Incorporation of Ba2+ ions on the properties of MoO3 thin films and fabrication of positive photo-response Cu/Ba–MoO3/p-Si structured diodes

Abstract

Abstract Metal-insulator-semiconductor (MIS) structured Schottky barrier diodes (SBDs) are the most significant device in optoelectronic device application. Here, we demonstrated a highly rectifying SBDs using a thin interfacial layer among p-type silicon (p-Si) and metal (Cu) junction. These composite films are coated with different concentrations of Ba (0, 5, 10 and 15 wt%) using jet nebulizer spray pyrolysis (JNSP) technique with an optimized substrate temperature of 500 °C. A significant reduction of reverse saturation (Io) current was obtained on introducing the Ba–MoO3 composite films in between Cu/p-Si interface. X-ray diffraction (XRD) pattern revealed the monoclinic crystalline phases of Ba–MoO3 thin films along with improved grain size. Field emission scanning electron microscope (FE-SEM) images of the prepared thin films displayed a plate-like structure, which on increasing the Ba concentration transforms into a flag-like structure. The presence of constituent elements like O, Mo, Ba were confirmed by energy dispersive analysis X-Ray (EDAX) spectrum. The atomic force microscopy (AFM), exposed a smoother surface and an improved surface roughness of the film while varying the Ba concentration.
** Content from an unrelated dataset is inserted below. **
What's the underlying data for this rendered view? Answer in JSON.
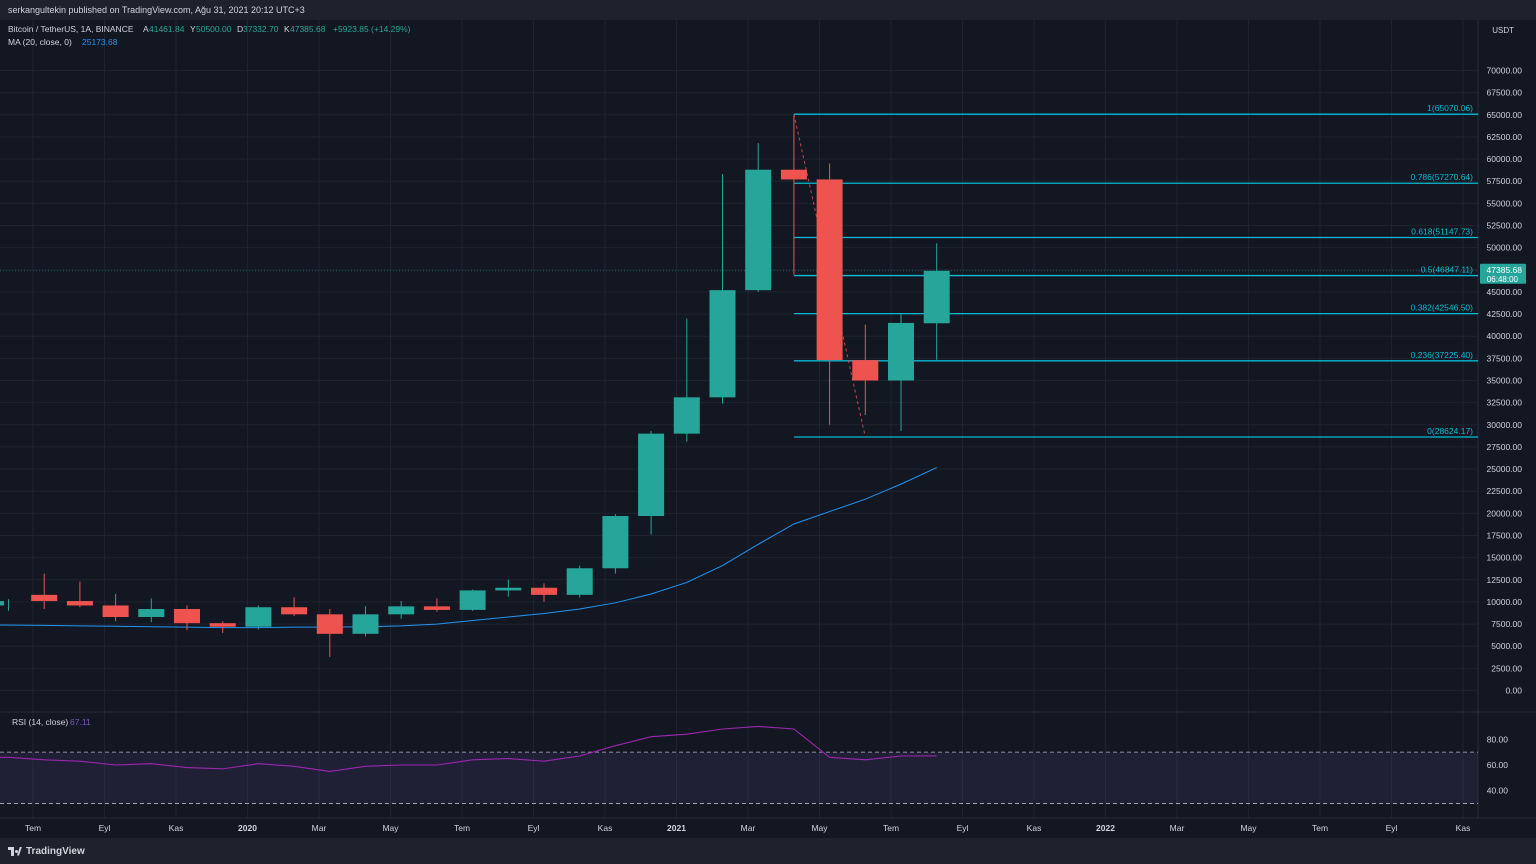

Band gap energy of the Ba–MoO3 films are found to increase after adding the Ba content. The electrical conductivity decreased with increasing Ba concentration of Ba–MoO3 films corresponding activation energy is increased. All the fabricated Cu/Ba–MoO3/p-Si diodes show positive photoconducting nature, in which the ideality factor of the diode decreases gradually with Ba concentration. Hence 15 wt% of Ba shows better device performance relatively with other diodes.